RE: Rights of the Individual.

"I believe each individual is naturally entitled to do as he pleases with himself and the fruit of his labor, so far as it in no wise interferes with any other man's rights."

      Abraham Lincoln, Speech, Chicago, Illinois (1858).


RE: True Freedom.

"The only freedom which deserves the name is that of pursuing our own good in our own way, so long as we do not attempt to deprive others of theirs, or impede their efforts to obtain it."

      John Stuart Mill, ON LIBERTY (1859).


RE: Individualism & Ordered Liberty versus Collectivism & the Planned Society.

"There are some principles that cannot be compromised. Either we shall have a society based upon ordered liberty and the initiative of the individual, or we shall have a planned society that means dictation no matter what you call it or who does it. There is no half-way ground. They cannot be mixed. Government must either release the powers of the individual for honest achievement or the very forces it creates will drive it inexorably to lay its paralyzing hand more and more heavily upon individual effort.

"... we have seen the advance of collectivism and its inevitable tyranny in more than half the civilized world. In this thundering era of world crisis distracted America stands confused and uncertain.

"Throughout the land there are multitutes of people who have listened to the songs of sirens. Thousands of men, if put to the choice, would willingly exchange liberty for fancied security even under dictatorship. Under their distress they doubt the value of their own rights and liberties. They do not see the Constitution as a fortress for their deliverance. They have been led to believe that it is an iron cage against which the wings of idealism beat in vain.

"They do not realize that their only relief and their hope of economic security can come only from the enterprise and initiative of free men.
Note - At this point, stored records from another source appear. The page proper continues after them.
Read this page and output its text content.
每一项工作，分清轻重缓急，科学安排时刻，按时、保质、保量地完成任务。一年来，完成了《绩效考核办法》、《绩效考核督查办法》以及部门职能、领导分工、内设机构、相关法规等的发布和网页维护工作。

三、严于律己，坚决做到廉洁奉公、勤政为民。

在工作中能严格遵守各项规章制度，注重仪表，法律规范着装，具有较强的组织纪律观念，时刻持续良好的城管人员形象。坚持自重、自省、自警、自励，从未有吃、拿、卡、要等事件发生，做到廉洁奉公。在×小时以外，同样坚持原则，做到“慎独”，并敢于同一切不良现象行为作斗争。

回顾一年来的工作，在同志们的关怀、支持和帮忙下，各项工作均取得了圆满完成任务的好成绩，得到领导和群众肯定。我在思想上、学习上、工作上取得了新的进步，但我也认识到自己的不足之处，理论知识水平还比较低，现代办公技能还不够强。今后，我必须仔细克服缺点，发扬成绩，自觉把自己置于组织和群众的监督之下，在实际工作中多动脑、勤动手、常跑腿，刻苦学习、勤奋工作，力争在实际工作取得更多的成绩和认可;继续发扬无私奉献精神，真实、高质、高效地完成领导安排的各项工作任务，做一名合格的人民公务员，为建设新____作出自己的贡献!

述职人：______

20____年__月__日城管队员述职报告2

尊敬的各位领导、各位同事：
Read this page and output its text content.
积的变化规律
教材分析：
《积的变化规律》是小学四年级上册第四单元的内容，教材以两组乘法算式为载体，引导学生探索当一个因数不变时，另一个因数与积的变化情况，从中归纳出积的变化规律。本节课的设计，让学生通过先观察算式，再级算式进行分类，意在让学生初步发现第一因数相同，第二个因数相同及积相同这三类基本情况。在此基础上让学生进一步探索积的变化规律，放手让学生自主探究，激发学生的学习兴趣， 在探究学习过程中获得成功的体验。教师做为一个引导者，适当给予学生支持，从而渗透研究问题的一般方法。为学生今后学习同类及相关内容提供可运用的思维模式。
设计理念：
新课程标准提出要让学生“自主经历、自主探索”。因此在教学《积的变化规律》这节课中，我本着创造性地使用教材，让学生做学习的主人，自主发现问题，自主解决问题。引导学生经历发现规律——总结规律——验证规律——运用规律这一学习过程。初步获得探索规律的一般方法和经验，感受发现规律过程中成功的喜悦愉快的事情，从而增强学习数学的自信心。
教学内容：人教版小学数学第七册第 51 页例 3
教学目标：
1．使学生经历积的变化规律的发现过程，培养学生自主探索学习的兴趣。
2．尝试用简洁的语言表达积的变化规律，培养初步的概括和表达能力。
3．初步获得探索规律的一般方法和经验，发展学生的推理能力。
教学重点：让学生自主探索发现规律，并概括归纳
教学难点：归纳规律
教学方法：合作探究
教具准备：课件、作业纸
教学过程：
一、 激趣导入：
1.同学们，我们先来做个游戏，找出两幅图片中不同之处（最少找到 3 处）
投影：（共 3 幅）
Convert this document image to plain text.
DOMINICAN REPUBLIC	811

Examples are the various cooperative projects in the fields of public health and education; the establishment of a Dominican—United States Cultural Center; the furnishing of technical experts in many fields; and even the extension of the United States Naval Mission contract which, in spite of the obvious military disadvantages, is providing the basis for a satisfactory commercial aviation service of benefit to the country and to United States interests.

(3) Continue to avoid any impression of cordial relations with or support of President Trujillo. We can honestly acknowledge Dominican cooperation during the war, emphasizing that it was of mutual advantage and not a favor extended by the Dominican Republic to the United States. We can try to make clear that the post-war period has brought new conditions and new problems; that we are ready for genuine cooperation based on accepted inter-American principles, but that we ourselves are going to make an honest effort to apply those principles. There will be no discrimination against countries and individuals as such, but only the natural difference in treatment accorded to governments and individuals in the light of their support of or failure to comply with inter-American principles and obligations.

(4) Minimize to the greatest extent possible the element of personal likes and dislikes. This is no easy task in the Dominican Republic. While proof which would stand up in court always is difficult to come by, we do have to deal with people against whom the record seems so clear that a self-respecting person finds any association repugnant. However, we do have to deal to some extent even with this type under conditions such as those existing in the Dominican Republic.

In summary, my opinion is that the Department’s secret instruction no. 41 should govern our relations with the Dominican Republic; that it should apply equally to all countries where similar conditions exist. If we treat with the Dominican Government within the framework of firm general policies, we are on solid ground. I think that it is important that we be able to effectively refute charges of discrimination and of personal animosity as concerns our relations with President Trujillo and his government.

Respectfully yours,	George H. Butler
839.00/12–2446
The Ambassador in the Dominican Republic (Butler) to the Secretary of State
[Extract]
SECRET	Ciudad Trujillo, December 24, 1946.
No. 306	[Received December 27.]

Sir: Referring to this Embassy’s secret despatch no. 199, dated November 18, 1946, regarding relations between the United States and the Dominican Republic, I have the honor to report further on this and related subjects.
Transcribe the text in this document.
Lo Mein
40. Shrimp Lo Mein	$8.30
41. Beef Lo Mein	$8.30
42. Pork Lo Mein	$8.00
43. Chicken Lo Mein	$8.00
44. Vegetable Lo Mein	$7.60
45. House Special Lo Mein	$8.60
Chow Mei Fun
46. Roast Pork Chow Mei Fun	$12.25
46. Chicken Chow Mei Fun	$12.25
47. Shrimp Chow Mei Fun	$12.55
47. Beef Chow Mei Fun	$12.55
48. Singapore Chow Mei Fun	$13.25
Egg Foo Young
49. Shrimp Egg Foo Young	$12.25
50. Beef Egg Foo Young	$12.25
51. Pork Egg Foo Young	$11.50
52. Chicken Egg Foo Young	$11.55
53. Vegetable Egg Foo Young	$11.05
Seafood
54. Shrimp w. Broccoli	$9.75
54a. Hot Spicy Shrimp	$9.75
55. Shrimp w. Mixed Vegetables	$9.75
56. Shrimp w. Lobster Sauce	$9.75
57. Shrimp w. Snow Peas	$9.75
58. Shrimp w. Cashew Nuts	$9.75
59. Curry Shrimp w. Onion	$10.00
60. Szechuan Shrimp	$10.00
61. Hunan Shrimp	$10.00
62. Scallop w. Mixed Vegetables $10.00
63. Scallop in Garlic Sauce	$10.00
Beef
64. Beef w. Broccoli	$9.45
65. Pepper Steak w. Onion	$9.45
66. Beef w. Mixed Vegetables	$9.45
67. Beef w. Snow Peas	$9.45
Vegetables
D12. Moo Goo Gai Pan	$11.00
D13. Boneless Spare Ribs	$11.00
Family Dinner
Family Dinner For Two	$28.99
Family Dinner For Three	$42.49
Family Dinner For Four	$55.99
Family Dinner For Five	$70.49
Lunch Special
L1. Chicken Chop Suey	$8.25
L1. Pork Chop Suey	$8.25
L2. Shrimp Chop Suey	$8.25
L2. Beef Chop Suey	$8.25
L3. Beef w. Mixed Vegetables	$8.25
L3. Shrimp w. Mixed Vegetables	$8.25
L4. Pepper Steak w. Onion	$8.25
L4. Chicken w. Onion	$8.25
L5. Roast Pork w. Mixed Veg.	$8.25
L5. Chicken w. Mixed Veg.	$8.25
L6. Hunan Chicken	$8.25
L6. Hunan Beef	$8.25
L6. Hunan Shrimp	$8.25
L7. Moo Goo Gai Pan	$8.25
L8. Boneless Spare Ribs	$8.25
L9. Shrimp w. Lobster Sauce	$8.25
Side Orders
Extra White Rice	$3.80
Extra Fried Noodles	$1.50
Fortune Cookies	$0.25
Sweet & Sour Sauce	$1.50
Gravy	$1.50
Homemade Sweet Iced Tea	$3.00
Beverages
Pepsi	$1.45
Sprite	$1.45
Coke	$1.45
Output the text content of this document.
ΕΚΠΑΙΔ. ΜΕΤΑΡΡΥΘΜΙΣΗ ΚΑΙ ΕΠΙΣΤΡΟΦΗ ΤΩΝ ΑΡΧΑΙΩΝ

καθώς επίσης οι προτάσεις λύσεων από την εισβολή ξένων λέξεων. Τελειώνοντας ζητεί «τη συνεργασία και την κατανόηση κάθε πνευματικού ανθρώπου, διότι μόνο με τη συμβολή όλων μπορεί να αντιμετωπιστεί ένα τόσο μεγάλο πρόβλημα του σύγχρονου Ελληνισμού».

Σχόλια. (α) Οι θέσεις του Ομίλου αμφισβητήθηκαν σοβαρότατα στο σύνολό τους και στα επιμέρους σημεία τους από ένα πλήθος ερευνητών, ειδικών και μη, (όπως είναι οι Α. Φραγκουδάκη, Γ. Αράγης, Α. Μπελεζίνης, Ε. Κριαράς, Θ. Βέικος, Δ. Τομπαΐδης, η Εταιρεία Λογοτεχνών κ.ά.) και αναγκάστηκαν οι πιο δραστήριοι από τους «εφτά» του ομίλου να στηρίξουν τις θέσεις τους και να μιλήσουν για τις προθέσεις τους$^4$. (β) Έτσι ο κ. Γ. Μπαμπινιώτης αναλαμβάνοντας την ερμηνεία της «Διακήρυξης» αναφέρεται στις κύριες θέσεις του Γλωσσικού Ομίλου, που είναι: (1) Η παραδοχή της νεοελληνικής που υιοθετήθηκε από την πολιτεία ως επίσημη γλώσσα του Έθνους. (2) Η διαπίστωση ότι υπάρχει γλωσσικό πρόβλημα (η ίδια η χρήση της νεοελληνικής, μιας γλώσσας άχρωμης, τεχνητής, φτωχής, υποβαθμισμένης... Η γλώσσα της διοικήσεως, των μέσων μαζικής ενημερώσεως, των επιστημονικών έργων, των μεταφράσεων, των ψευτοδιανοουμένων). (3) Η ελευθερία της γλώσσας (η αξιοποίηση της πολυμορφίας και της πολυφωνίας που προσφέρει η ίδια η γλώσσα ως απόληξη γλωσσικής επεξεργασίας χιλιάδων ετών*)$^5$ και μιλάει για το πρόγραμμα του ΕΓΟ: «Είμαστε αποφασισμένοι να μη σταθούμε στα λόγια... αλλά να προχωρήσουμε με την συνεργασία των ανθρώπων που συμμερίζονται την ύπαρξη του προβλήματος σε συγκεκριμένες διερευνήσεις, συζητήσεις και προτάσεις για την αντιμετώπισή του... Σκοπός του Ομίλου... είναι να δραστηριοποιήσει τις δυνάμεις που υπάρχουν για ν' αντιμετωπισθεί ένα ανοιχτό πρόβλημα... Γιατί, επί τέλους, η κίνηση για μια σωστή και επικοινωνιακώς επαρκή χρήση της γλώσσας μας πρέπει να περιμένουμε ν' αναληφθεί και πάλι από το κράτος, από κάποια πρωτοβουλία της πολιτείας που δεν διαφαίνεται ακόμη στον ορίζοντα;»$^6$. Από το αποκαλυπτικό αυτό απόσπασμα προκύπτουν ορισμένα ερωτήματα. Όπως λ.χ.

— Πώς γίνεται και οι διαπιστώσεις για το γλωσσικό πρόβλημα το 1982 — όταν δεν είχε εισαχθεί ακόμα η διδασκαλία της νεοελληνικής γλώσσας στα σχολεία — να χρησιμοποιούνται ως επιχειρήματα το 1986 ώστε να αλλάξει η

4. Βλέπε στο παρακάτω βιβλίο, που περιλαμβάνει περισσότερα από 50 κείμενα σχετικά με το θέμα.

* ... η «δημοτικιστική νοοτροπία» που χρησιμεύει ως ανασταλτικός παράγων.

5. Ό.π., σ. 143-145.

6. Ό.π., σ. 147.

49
"... the source of economic prosperity is freedom. Man must be free to use his own powers in his own way. Free to think, to speak, to worship. Free to plan his own life. Free to use his own initiative. Free to dare in his own adventure. It is the essence of true liberalism that these freedoms are limited by the rights of others."

      Herbert Clark Hoover, Speech, Republican National Conven-
            tion (1936).


RE: The Connection Between Tyranny & Absence of Individual Initiative.

"In proportion as the people are accustomed to manage their affairs by their own active intervention, instead of leaving them to the government, their desires will turn to repelling tyranny, rather than to tyrannizing; while in proper proportion as all real initiative and direction resides in the government, and individuals habitually feel and act as under its perpetual tutelage, popular institutions develop in them not the desire of freedom, but an unmeasured appetite for place [position] and power; diverting the intelligence and activity of the country from its principal business to a wretched competition for the selfish prizes and the petty vanities of office."

      John Stuart Mill, PRINCIPLES OF POLITICAL ECONOMY (1848).


RE: Big Government & Human Happiness.

"A government that is big enough to give you all you want is big enough to take it all away."

      Barry Morris Goldwater, Speech (1964).